Any institution taking federal student aid gets scored by the Department of Education on whether it can be trusted to still exist. The measure is the financial-responsibility composite score. It runs from -1.0 to 3.0, it is calculated from the audited financial statements, and it is published.
A solvency test with teeth
This is not a ranking, a rating agency's opinion, or a magazine's methodology. It is the federal government deciding whether to keep letting an institution draw down student aid on normal terms, which for most schools is the difference between operating and not.
The score blends three ratios out of the audited statements: how much unrestricted wealth backs the operation, how leveraged it is, and whether it made money last year. It is crude on purpose. It is trying to answer one question, which is whether this place will be here to teach the students whose aid it just received.
How the scale works
- 1.5 to 3.0, passing. No conditions. 2,495 institutions sit here.
- 1.0 to 1.4, the zone. Passing, but on conditions, with additional oversight. 67 institutions.
- Below 1.0, failing. The institution must post a letter of credit or accept cash monitoring to keep participating. 165 institutions.
Where the sector sits
The shape is reassuring and the tail is not. 91% of scored institutions pass cleanly. 232 are either failing or passing only on conditions, and those are institutions where the federal government has already priced in the possibility of closure.
A rankings table tells you where a school sits in a magazine's opinion. This one tells you whether the federal government thinks it will still be open.
Heightened Cash Monitoring
The related list is more operational. Heightened Cash Monitoring changes how an institution actually receives federal money, and there are two levels:
- HCM1 (410 institutions): the school must disburse its own funds first and then request reimbursement. It is a cash-flow tax, and for a tuition-dependent school with thin reserves it is a serious one.
- HCM2 (19 institutions): the same, plus documentation review before each reimbursement. This is the most restrictive posture short of losing aid eligibility.
Being on HCM is not the same as being about to close. Some placements are for administrative and reporting problems rather than solvency. But it is never nothing, and combined with a sub-1.0 composite it is about as clear a signal as public data offers.
How to read it honestly
Two cautions. First, the score lags: it comes from audited statements, so it describes a fiscal year that has already ended. A school can improve or deteriorate faster than its score moves.
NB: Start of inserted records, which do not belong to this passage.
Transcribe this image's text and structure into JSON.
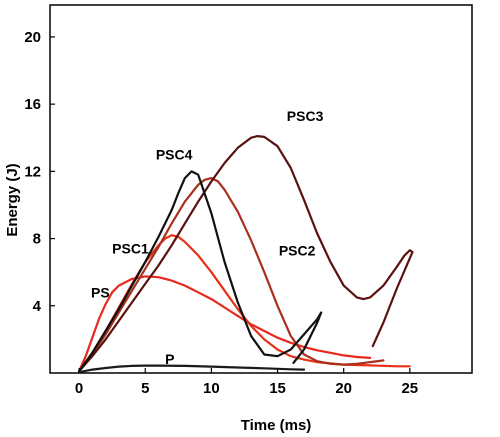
{
  "chart_data": {
    "type": "line",
    "xlabel": "Time (ms)",
    "ylabel": "Energy (J)",
    "xlim": [
      -2.2,
      29.7
    ],
    "ylim": [
      0,
      21.9
    ],
    "x_ticks": [
      0,
      5,
      10,
      15,
      20,
      25
    ],
    "y_ticks": [
      4,
      8,
      12,
      16,
      20
    ],
    "grid": false,
    "legend": "none",
    "series": [
      {
        "name": "P",
        "color": "#1a1a1a",
        "points": [
          [
            0,
            0.05
          ],
          [
            1,
            0.2
          ],
          [
            2,
            0.3
          ],
          [
            3,
            0.38
          ],
          [
            4,
            0.42
          ],
          [
            5,
            0.44
          ],
          [
            6,
            0.44
          ],
          [
            8,
            0.42
          ],
          [
            10,
            0.38
          ],
          [
            12,
            0.33
          ],
          [
            14,
            0.28
          ],
          [
            16,
            0.22
          ],
          [
            17,
            0.2
          ]
        ]
      },
      {
        "name": "PS",
        "color": "#e8281e",
        "points": [
          [
            0,
            0.1
          ],
          [
            0.5,
            1.0
          ],
          [
            1,
            2.1
          ],
          [
            1.5,
            3.2
          ],
          [
            2,
            4.1
          ],
          [
            2.5,
            4.8
          ],
          [
            3,
            5.2
          ],
          [
            4,
            5.6
          ],
          [
            5,
            5.75
          ],
          [
            6,
            5.7
          ],
          [
            7,
            5.5
          ],
          [
            8,
            5.2
          ],
          [
            9,
            4.8
          ],
          [
            10,
            4.4
          ],
          [
            11,
            3.9
          ],
          [
            12,
            3.4
          ],
          [
            13,
            2.9
          ],
          [
            14,
            2.5
          ],
          [
            15,
            2.1
          ],
          [
            16,
            1.8
          ],
          [
            17,
            1.55
          ],
          [
            18,
            1.35
          ],
          [
            19,
            1.2
          ],
          [
            20,
            1.05
          ],
          [
            21,
            0.95
          ],
          [
            22,
            0.9
          ]
        ]
      },
      {
        "name": "PSC1",
        "color": "#e83018",
        "points": [
          [
            0,
            0.1
          ],
          [
            1,
            1.2
          ],
          [
            2,
            2.5
          ],
          [
            3,
            3.9
          ],
          [
            4,
            5.3
          ],
          [
            5,
            6.6
          ],
          [
            6,
            7.6
          ],
          [
            6.5,
            8.0
          ],
          [
            7,
            8.2
          ],
          [
            7.5,
            8.1
          ],
          [
            8,
            7.8
          ],
          [
            9,
            7.0
          ],
          [
            10,
            6.0
          ],
          [
            11,
            4.9
          ],
          [
            12,
            3.8
          ],
          [
            13,
            2.8
          ],
          [
            14,
            2.0
          ],
          [
            15,
            1.4
          ],
          [
            16,
            1.0
          ],
          [
            17,
            0.8
          ],
          [
            18,
            0.65
          ],
          [
            20,
            0.5
          ],
          [
            22,
            0.45
          ],
          [
            24,
            0.4
          ],
          [
            25,
            0.4
          ]
        ]
      },
      {
        "name": "PSC2",
        "color": "#a8301c",
        "points": [
          [
            0,
            0.1
          ],
          [
            1,
            1.1
          ],
          [
            2,
            2.3
          ],
          [
            3,
            3.6
          ],
          [
            4,
            4.9
          ],
          [
            5,
            6.2
          ],
          [
            6,
            7.5
          ],
          [
            7,
            8.9
          ],
          [
            8,
            10.2
          ],
          [
            9,
            11.2
          ],
          [
            9.5,
            11.5
          ],
          [
            10,
            11.6
          ],
          [
            10.5,
            11.4
          ],
          [
            11,
            10.9
          ],
          [
            12,
            9.6
          ],
          [
            13,
            7.9
          ],
          [
            14,
            6.0
          ],
          [
            15,
            4.0
          ],
          [
            16,
            2.2
          ],
          [
            17,
            1.1
          ],
          [
            18,
            0.7
          ],
          [
            19,
            0.55
          ],
          [
            20,
            0.5
          ],
          [
            21,
            0.55
          ],
          [
            22,
            0.65
          ],
          [
            23,
            0.75
          ]
        ]
      },
      {
        "name": "PSC3",
        "color": "#5a1210",
        "points": [
          [
            0,
            0.1
          ],
          [
            1,
            1.0
          ],
          [
            2,
            2.0
          ],
          [
            3,
            3.1
          ],
          [
            4,
            4.2
          ],
          [
            5,
            5.3
          ],
          [
            6,
            6.4
          ],
          [
            7,
            7.6
          ],
          [
            8,
            8.9
          ],
          [
            9,
            10.2
          ],
          [
            10,
            11.4
          ],
          [
            11,
            12.5
          ],
          [
            12,
            13.4
          ],
          [
            13,
            14.0
          ],
          [
            13.5,
            14.1
          ],
          [
            14,
            14.05
          ],
          [
            15,
            13.5
          ],
          [
            16,
            12.2
          ],
          [
            17,
            10.3
          ],
          [
            18,
            8.3
          ],
          [
            19,
            6.6
          ],
          [
            20,
            5.2
          ],
          [
            21,
            4.5
          ],
          [
            21.5,
            4.4
          ],
          [
            22,
            4.5
          ],
          [
            23,
            5.2
          ],
          [
            24,
            6.3
          ],
          [
            24.6,
            7.0
          ],
          [
            25,
            7.3
          ],
          [
            25.2,
            7.2
          ],
          [
            24,
            5.0
          ],
          [
            23,
            3.0
          ],
          [
            22.2,
            1.6
          ]
        ]
      },
      {
        "name": "PSC4",
        "color": "#111111",
        "points": [
          [
            0,
            0.1
          ],
          [
            1,
            1.2
          ],
          [
            2,
            2.5
          ],
          [
            3,
            3.8
          ],
          [
            4,
            5.2
          ],
          [
            5,
            6.6
          ],
          [
            6,
            8.1
          ],
          [
            7,
            9.7
          ],
          [
            7.5,
            10.7
          ],
          [
            8,
            11.6
          ],
          [
            8.5,
            12.0
          ],
          [
            9,
            11.8
          ],
          [
            10,
            9.5
          ],
          [
            11,
            6.6
          ],
          [
            12,
            4.2
          ],
          [
            13,
            2.2
          ],
          [
            14,
            1.1
          ],
          [
            15,
            1.0
          ],
          [
            16,
            1.4
          ],
          [
            17,
            2.3
          ],
          [
            18,
            3.2
          ],
          [
            18.3,
            3.6
          ],
          [
            18,
            3.0
          ],
          [
            17.5,
            2.2
          ],
          [
            17,
            1.4
          ],
          [
            16.5,
            0.9
          ],
          [
            16.2,
            0.6
          ]
        ]
      }
    ],
    "annotations": [
      {
        "text": "P",
        "x": 6.5,
        "y": 0.55
      },
      {
        "text": "PS",
        "x": 0.9,
        "y": 4.5
      },
      {
        "text": "PSC1",
        "x": 2.5,
        "y": 7.1
      },
      {
        "text": "PSC2",
        "x": 15.1,
        "y": 7.0
      },
      {
        "text": "PSC3",
        "x": 15.7,
        "y": 15.0
      },
      {
        "text": "PSC4",
        "x": 5.8,
        "y": 12.7
      }
    ]
  }
}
Second, it is a blunt instrument by design and it treats some healthy institutions unkindly, particularly those carrying deliberate debt for capital projects. A low score is a reason to look closer, not a verdict.
We are not publishing the list of failing institutions. It is public data and you can find it, but a school's score is a fact about a fiscal year, not a fact about its students or its teaching, and a list like that gets read as the latter.
The bottom line
Before any consultant models your closure risk, the Department of Education already scored it, using your own audited numbers, and published the result. It is worth knowing what yours is before someone else tells you.